Evidence is accumulating of an extensive bidirectional relationship between the gut microbiome and the brain. This interaction has important implications for brain health. The gut and microbiota modulate brain pathways that, in turn, influence gastrointestinal functioning, as well as the composition and functioning of the enteric microbiome. This complex interaction is referred to as the microbiota-gut-brain axis. Our study aims to investigate whether deposition of amyloid beta plaques in the brain can be modulated by changing the microbiota-gut-brain axis.
Microorganisms of the human gastrointestinal tract are collectively referred to as the gut microbiota or microbiome. More than a century ago, Nobel laureate Elie Metchnikoff first proposed manipulation of the gut microbiome as a possible treatment for neurological disorders. However, only recently have procedures emerged that allow the microbiome to be reproducibly changed in ways that provide reliable and specific benefits for patients with neurological disease.

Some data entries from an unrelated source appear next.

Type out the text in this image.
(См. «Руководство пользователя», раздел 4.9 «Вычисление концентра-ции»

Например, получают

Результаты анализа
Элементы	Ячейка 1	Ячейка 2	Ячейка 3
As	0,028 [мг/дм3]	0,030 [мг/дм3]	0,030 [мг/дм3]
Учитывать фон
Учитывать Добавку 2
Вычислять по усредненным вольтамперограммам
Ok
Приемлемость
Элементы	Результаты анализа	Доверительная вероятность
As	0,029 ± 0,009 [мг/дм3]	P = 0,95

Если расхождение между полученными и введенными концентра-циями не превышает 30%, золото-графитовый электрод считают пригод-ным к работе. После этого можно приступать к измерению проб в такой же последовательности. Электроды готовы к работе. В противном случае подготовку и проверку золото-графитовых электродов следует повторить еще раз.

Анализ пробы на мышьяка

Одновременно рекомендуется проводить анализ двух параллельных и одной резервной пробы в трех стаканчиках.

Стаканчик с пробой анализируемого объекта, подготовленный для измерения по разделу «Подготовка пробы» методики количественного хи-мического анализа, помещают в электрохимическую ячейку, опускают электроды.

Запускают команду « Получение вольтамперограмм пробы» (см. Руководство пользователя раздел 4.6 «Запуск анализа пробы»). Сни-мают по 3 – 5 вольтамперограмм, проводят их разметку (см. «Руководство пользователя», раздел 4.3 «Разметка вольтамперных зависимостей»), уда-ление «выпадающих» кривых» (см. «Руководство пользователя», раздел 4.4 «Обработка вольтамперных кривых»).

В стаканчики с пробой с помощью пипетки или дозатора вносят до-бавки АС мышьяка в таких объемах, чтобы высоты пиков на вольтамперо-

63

Among the most successful approaches has been fecal transplantation. In fecal transplantation, the gut microbiota from healthy subjects is transferred to patients suffering disease. Our own studies, and recent findings reported by other laboratories, suggest cerebral amyloid deposition, the hallmark pathology for Alzheimer’s disease (AD), may be among the brain pathologies linked to gut microbiota. In this study, we propose to extend our study of the connection between AD amyloidosis and the gut microbiome. Previously, we have shown the gut microbiome of genetically modified AD mice is shifted toward abnormal bacterial species linked to health disorders. In this study, we propose to extend our investigations and test whether fecal transplants that replace abnormal amyloid-associated gut microbiota with the microbiome of normal mice can reduce AD amyloidosis.
Our study will use humanized AD mice that recapitulate mechanisms that normally regulate amyloid generation in humans. In previous AD mouse models, amyloid-generating pathways are artificially maintained at abnormally high levels. We also will investigate whether gut microbial metabolic products known to travel to
the brain are responsible for modulating amyloidosis. Confirmation that gut microbiome manipulation may be able to delay the onset of AD amyloid pathology would be a major advance for the field. Moreover, it would open the possibility of adapting existing approved medical procedures for the treatment, and possible diagnosis, of AD. To that end, we hope to include experiments to screen ingestible agents that could be helpful in slowing cerebral deposition of harmful amyloid.